El martes emergía también con el colegueo, en esta ocasión de dos hermanos que se necesitan para sobrevivir al presente, tan inhóspito sea cual sea la edad a la que leas esto. When I Consume You de Perry Blackshear nos presenta a una Daphne fuerte y a un Wilson, su hermano, enamorado de su compañía, aferrado a su presencia. Juntos subsisten en este mundo a su manera, hasta que algo rompe esa delicada estabilidad y se evidencian dos palabras difíciles de digerir: el miedo y la soledad. El personaje de Evan Dumouchel (presente en toda la filmografía del director) es un perdedor nato, que cuando todo lo que le sostenía desaparece, encuentra una fuerte motivación por la que seguir adelante. Es lo que le hace tan atractivo, adictivo quizá, seguirle en una historia que no para de cambiar su rumbo, que intenta confundirnos a partir de un drama indie donde la venganza con tintes sobrenaturales se abre paso, alentando a aquellos que ya lo tienen todo perdido a golpear fuerte, transformando en algo físico aquello que arrastramos de niños, y que sigue angustiándonos como adultos imperfectos. Hay química entre sus protagonistas, que se consumen frente a la adversidad y que nos generan la necesidad de saber a dónde les llevará esta prueba de fuego. Es delicada y nocturna, capaz de rebuscar obcecadamente en el individuo solitario para dar forma al terror más mundano.
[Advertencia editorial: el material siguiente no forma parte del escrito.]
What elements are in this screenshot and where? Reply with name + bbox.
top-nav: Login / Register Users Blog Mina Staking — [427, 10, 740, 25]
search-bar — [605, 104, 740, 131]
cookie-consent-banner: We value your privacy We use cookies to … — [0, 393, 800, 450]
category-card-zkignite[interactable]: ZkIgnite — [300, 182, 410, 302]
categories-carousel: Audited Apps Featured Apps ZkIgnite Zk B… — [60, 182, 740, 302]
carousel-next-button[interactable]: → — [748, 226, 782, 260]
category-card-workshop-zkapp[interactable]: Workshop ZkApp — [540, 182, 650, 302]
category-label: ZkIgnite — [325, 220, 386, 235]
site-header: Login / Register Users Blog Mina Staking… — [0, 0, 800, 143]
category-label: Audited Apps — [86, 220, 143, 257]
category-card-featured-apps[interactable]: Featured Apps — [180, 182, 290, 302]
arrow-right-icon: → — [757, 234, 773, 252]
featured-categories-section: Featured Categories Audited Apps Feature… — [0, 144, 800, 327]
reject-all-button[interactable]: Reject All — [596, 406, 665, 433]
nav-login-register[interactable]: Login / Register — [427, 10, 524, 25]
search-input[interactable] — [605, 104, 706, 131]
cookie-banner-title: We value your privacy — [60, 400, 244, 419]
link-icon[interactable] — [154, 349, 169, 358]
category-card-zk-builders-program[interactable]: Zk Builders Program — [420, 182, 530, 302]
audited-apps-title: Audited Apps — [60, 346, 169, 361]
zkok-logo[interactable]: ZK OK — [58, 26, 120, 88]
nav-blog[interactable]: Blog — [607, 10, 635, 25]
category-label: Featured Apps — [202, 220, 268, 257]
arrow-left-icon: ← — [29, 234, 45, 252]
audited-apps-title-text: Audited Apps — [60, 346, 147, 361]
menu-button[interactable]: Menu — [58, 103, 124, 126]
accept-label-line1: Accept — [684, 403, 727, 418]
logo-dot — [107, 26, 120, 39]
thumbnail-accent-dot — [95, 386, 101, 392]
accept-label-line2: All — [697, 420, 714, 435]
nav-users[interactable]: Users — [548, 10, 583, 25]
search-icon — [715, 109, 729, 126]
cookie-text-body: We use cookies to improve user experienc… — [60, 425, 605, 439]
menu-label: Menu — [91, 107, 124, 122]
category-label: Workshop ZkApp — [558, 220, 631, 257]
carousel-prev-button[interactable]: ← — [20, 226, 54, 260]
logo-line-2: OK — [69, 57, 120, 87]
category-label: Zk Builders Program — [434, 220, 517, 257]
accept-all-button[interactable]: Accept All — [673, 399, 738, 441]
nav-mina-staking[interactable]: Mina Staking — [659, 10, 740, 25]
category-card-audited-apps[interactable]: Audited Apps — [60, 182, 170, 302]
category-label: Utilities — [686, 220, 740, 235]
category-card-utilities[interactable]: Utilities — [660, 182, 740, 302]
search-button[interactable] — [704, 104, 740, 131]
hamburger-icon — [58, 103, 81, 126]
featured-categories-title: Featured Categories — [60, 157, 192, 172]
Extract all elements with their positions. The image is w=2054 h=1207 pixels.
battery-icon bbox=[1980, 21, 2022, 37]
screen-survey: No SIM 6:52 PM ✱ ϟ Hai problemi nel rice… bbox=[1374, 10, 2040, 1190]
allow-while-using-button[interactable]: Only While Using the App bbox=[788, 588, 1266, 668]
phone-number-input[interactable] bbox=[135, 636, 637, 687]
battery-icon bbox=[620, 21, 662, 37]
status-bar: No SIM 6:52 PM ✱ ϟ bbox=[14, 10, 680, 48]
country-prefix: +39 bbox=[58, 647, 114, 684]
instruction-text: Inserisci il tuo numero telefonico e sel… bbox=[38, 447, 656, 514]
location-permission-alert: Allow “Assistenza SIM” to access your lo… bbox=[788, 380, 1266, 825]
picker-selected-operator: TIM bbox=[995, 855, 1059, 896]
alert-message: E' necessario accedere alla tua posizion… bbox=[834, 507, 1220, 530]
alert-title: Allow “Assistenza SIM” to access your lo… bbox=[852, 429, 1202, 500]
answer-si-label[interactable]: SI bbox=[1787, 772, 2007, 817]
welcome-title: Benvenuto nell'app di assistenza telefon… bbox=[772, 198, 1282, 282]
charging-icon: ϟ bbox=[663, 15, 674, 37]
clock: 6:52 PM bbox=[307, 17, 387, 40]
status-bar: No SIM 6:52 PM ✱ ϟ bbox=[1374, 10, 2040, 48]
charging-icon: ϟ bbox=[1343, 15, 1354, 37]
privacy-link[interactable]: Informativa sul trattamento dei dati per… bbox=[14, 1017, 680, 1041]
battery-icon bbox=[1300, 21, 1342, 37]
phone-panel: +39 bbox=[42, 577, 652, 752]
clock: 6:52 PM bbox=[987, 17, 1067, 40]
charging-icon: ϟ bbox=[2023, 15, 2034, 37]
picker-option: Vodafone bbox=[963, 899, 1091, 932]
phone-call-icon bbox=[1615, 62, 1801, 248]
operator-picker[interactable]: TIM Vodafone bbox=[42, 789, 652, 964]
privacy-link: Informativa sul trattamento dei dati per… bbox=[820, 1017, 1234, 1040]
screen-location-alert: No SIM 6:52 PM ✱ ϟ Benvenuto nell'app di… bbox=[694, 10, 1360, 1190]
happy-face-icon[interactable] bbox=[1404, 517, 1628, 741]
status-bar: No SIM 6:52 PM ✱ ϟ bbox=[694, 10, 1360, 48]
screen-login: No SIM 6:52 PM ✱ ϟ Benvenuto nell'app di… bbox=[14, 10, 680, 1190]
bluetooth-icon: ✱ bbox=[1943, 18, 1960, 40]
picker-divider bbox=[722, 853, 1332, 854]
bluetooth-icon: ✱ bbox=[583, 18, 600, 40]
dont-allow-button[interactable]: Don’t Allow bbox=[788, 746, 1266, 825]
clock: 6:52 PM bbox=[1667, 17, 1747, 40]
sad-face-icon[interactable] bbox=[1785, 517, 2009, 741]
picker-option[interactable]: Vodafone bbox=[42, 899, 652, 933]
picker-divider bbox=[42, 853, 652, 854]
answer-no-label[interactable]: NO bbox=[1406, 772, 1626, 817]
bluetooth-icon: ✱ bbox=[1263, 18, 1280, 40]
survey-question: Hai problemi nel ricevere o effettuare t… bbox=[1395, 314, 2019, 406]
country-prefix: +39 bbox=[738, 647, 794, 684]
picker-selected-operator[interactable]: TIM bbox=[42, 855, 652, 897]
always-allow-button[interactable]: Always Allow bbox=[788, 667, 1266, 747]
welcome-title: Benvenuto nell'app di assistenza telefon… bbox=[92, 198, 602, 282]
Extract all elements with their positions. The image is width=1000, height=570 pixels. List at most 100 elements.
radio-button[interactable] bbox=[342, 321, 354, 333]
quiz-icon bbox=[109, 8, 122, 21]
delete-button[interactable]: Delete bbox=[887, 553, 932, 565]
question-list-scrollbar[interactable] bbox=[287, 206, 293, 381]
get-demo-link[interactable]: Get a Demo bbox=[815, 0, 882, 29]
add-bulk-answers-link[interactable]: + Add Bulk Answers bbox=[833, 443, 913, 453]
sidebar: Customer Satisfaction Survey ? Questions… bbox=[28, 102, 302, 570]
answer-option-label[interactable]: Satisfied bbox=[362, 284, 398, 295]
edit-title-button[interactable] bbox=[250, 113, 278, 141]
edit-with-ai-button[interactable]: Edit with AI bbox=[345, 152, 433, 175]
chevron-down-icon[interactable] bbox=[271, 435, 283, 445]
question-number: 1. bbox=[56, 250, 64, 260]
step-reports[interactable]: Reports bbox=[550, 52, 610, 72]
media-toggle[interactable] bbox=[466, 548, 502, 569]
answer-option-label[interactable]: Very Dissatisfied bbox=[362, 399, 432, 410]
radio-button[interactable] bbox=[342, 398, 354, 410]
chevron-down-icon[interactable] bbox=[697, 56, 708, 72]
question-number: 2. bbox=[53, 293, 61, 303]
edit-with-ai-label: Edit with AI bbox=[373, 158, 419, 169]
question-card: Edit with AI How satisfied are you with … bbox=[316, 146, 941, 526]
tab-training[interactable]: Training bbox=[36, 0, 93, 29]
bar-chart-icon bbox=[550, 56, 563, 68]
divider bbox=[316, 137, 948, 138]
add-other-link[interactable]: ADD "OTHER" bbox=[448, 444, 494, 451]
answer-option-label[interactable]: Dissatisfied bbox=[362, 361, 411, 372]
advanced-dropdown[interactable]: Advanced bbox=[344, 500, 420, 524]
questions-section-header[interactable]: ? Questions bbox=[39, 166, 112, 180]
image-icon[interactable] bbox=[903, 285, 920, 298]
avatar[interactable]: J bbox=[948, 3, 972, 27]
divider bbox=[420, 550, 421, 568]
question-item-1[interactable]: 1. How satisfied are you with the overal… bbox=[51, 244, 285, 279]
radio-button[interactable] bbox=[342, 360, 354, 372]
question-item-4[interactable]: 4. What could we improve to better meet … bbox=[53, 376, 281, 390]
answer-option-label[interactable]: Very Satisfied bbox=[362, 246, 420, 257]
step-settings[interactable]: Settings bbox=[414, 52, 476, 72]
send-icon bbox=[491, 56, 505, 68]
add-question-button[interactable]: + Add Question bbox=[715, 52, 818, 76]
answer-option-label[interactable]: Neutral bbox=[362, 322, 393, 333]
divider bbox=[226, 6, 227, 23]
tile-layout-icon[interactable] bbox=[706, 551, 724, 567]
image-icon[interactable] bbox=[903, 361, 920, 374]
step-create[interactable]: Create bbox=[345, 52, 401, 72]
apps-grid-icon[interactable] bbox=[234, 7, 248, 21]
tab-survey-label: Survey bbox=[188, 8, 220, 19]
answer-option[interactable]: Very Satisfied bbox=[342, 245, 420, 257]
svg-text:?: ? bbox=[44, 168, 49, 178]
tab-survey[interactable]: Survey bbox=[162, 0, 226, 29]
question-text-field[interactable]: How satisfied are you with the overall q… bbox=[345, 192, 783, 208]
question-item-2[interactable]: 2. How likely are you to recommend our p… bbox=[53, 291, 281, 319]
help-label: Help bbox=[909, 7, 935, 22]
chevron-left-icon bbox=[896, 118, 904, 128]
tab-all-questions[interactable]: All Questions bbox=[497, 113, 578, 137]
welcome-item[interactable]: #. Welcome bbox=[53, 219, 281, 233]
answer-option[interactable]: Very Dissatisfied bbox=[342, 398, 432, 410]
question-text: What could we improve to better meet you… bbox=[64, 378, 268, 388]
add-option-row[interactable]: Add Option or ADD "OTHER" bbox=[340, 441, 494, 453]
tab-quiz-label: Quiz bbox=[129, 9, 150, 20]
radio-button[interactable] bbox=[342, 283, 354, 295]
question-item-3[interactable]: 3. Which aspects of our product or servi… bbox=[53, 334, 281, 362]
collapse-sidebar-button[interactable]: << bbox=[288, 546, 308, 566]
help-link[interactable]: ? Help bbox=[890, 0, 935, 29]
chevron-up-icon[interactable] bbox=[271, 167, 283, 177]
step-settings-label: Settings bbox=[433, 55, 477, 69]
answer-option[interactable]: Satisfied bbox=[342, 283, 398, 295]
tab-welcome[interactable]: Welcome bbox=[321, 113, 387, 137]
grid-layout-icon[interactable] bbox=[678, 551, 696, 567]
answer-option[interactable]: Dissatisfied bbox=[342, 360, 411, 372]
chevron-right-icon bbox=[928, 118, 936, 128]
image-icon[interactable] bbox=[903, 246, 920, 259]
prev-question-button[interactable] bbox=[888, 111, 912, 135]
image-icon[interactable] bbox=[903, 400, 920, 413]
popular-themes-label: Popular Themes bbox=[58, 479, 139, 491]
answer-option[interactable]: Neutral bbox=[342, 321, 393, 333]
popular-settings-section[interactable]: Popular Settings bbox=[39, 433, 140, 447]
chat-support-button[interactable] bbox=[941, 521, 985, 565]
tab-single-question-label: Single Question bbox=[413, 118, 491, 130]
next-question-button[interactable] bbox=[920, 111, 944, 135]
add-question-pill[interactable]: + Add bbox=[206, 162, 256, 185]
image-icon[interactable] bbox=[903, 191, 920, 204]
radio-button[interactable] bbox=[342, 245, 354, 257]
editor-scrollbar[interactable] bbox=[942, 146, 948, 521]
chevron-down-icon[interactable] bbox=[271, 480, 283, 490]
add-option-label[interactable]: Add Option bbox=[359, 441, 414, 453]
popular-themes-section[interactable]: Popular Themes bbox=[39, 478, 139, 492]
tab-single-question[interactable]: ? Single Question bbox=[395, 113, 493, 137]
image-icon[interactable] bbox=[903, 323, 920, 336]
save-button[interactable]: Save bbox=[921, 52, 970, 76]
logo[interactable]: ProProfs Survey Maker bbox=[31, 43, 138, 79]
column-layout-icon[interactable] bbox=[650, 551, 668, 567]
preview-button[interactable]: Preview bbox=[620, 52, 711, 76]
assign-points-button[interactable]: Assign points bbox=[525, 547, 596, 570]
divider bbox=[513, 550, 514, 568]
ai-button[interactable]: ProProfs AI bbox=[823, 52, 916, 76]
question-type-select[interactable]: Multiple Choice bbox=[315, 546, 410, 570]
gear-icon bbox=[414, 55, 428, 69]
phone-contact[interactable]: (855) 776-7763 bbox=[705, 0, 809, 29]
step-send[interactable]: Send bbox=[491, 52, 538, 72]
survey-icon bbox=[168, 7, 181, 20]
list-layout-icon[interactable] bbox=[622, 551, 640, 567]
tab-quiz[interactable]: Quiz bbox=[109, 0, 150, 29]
Como contrapunto, una comedia zombie para desintoxicar la noche. Sorprendentemente divertida y audaz a la hora de poner la guinda reivindicativa, la canadiense Brain Freeze de Julien Knafo explora terreno conocido con total soltura. Porque esto de ponerse social manipulando el mondo zombie es ya una constante entre los nuevos directores, pero el salseo (verde césped) de esta propuesta sabe punzar sin perder el humor en ningún momento. Volvemos a los niños héroes, con un preadolescente pegado a la pantalla del móvil y un bebé adorable siempre metido en líos; la otra parte es un guardia de seguridad preparacionista que no es capaz de hacer fuego sin un artilugio moderno. Juntos deben sobrevivir al capricho de los ricos que habitan en una elitista isla donde jugar al golf cualquier día del año. Zombies torpes y abusivos nos permiten disfrutar mientras se hilan gruesamente la distancias socioeconómicas y la incapacidad de actuación de los mandatarios en casos graves de crisis, incluso hay espacio para hablar de medios de comunicación demasiado partidistas e inmigración. Perfecto entretenimiento al que no le pesa su argumento para derramar sangre y vísceras en pleno desastre antinatural en un barrio de hiper-mega-ricos.